Using the Yandex Advertising Network robot to detect the theme of site content

The Yandex Advertising Network robot regularly crawls sites on the Advertising Network and, based on the content of each site, determines its theme for contextual ad display.

When a site is not accessible to the ad robot, contextual ads become less relevant to your site theme, which in turn reduces your revenue.

About the Yandex Advertising Network robot

The name of the Yandex Advertising Network robot is YandexDirect. In User-Agent format, the robot that indexes pages of participating sites on the Yandex Advertising Network is represented as follows:

Mozilla/5.0 (compatible; YandexDirect/3.0)
Attention. Blocking the User-agent: Yandex robot in the robots.txt file may result in all Yandex robots being blocked, including the Yandex Advertising Network robot.

To make sure that the Yandex Advertising Network robot crawls your site, the beginning of the robots.txt file in the root directory must have the following entry:

User-Agent: YandexDirect

Check your site's accessibility to the Yandex Advertising Network robot

Yandex Advertising Network partners can open Yandex Webmaster and go toTools → Robots.txt analysis to check if their site pages can be indexed by the YandexDirect robot. This is checked based on parameters written in the robots.txt file.

This tool lets you find out whether pages of a site were needlessly closed to indexing due to errors in the robots.txt file (for example, if it was necessary to block a site from the search robot and make it accessible only to the ad robot but the rule was incorrectly written).

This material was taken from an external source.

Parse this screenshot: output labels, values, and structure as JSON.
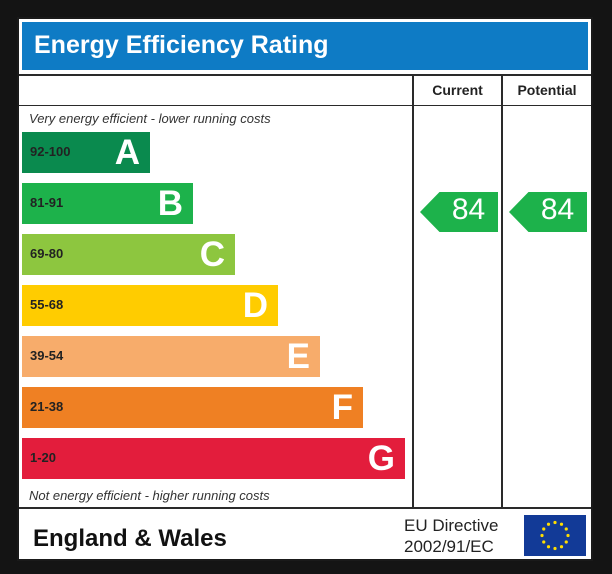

The tool's operating method is simple. You must embed the source code of the robots.txt file or choose a website to check. If it turns out that they were banned from being indexed by the ad robot, the system will display the corresponding message, and in some cases will suggest ways to resolve the problem.

Crawling speed of the Yandex Advertising Network robot

You can manage the speed at which the Yandex Advertising Network robot will crawl your site by using the Crawl-delay directive in the robots.txt file.

The Crawl-delay directive determines how long the robot will pause before it loads each successive page of a site. If the robots.txt file or the directive in it is absent, the minimum pause duration is 2 seconds. This pause duration provides optimal indexing speed for most sites without creating excessive loads on their servers or hosting services. For example, it lets the Yandex Advertising Network robot fully index a site consisting of several thousand pages within one day.

Tip. For large sites, we recommend that you set the Crawl-delay variable to less than two seconds. Setting Crawl-delay to more than two seconds makes sense if the Yandex Advertising Network robot creates a noticeable load on the site and interferes with its standard functionality.

Keep in mind that a Сrawl-delay value that is too high may reduce the quality of ads and, consequently, reduce your site's revenue.

Tragic content

Yandex deems it unethical to display ads on pages with tragic content. We use a special filter to search pages' text for phrases that indicate tragic content, and such pages may be flagged as tragic content. However, for news feeds of “mass media” sites, the tragic content indication may be ignored.